Wiki Excision coding advice

hsmith67

Guru
Messages
155
Location
St Augustine, FL
Best answers
0
Having a debate on correct coding of the below. Any help is greatly appreciated.

Procedure: excision with intermediate layered closure
Preop diagnosis: mid back and low back lesion
Postop diagnosis: same
Location: mid back, low back Size of lesion: 1x1, 2x2cm mm Size of defect: 3, 1cm mm
Closure length: 3cm mm
Anesthesia: lidocaine 1% with epi 1:200,000 x 3 cc

Patient and procedure verifications were performed. The site was verified with the patient. Discussed potential benefits and risks including but not limited to scar formation, bleeding, infection, and the patient desired surgical treatment. Informed consent was obtained. After adequate anesthesia was obtained, the operative site was prepped and draped in usual sterile fashion. The lesion was excised with mm margins down to subcutaneous fat using a #15 blade scalpel in a fusiform fashion. The specimen was sent for pathologic examination after being marked for orientation with suture . The wound was undermined using blunt and sharp dissection. Adequate hemostasis was achieved. Closure was accomplished with 4-0 subcutaneous sutures and 4-0 epidermal sutures in a simple interrupted fashion. The site was cleaned, Bacitracin ointment was applied, and the wound was covered with a standard dressing. The patient was given detailed wound care instructions. The patient is to return for wound check/suture removal in 7-10 days. The patient tolerated the procedure well without any complications and left the office in good condition.

Hunter Smith, CPC
 
Having a debate on correct coding of the below. Any help is greatly appreciated.

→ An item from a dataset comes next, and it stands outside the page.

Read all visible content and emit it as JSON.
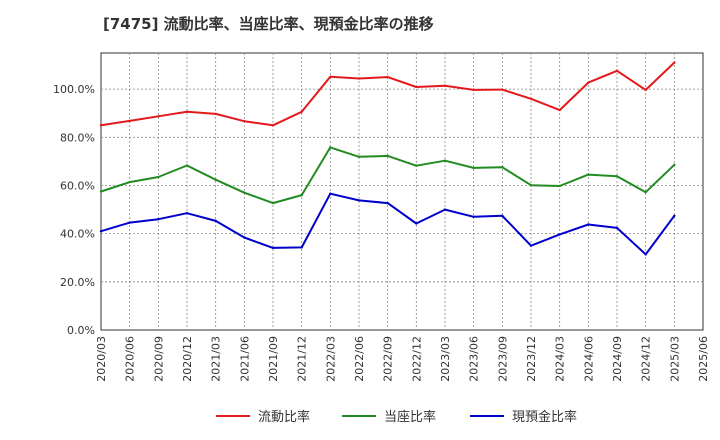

Procedure: excision with intermediate layered closure
Preop diagnosis: mid back and low back lesion
Postop diagnosis: same
Location: mid back, low back Size of lesion: 1x1, 2x2cm mm Size of defect: 3, 1cm mm
Closure length: 3cm mm
Anesthesia: lidocaine 1% with epi 1:200,000 x 3 cc

Patient and procedure verifications were performed. The site was verified with the patient. Discussed potential benefits and risks including but not limited to scar formation, bleeding, infection, and the patient desired surgical treatment. Informed consent was obtained. After adequate anesthesia was obtained, the operative site was prepped and draped in usual sterile fashion. The lesion was excised with mm margins down to subcutaneous fat using a #15 blade scalpel in a fusiform fashion. The specimen was sent for pathologic examination after being marked for orientation with suture . The wound was undermined using blunt and sharp dissection. Adequate hemostasis was achieved. Closure was accomplished with 4-0 subcutaneous sutures and 4-0 epidermal sutures in a simple interrupted fashion. The site was cleaned, Bacitracin ointment was applied, and the wound was covered with a standard dressing. The patient was given detailed wound care instructions. The patient is to return for wound check/suture removal in 7-10 days. The patient tolerated the procedure well without any complications and left the office in good condition.

Hunter Smith,
Have you gotten the path report back?
 
Once again I think the reason for the "debate" is that the documentation is not specific. The documentation does not state what tissue was dissected before reaching the nodule and what layer or layers of tissue the nodule was in. If the tumor was excised from the subcutaneous tissue, then code 21930 would be considered. However, the documentation states that the nodule was excised "down to" the subcutaneous layer, not necessarily within the subcutaneous layer. Since the subcutaneous tissue was closed with a suture, it's probable that at least part of the mass was inside the subcutaneous layer, but that is an educated guess. Per documentation there was a mid-back lesion and a low back lesion. I only see one mass excision documented, not two.
 
Once again I think the reason for the "debate" is that the documentation is not specific. The documentation does not state what tissue was dissected before reaching the nodule and what layer or layers of tissue the nodule was in. If the tumor was excised from the subcutaneous tissue, then code 21930 would be considered. However, the documentation states that the nodule was excised "down to" the subcutaneous layer, not necessarily within the subcutaneous layer. Since the subcutaneous tissue was closed with a suture, it's probable that at least part of the mass was inside the subcutaneous layer, but that is an educated guess. Per documentation there was a mid-back lesion and a low back lesion. I only see one mass excision documented, not two.
Orthocoderpgu, Thanks! That is exactly what I was concerned about as well. Ambiguity in depth as well as 2 procedures stated as done but only documented one. Thanks again.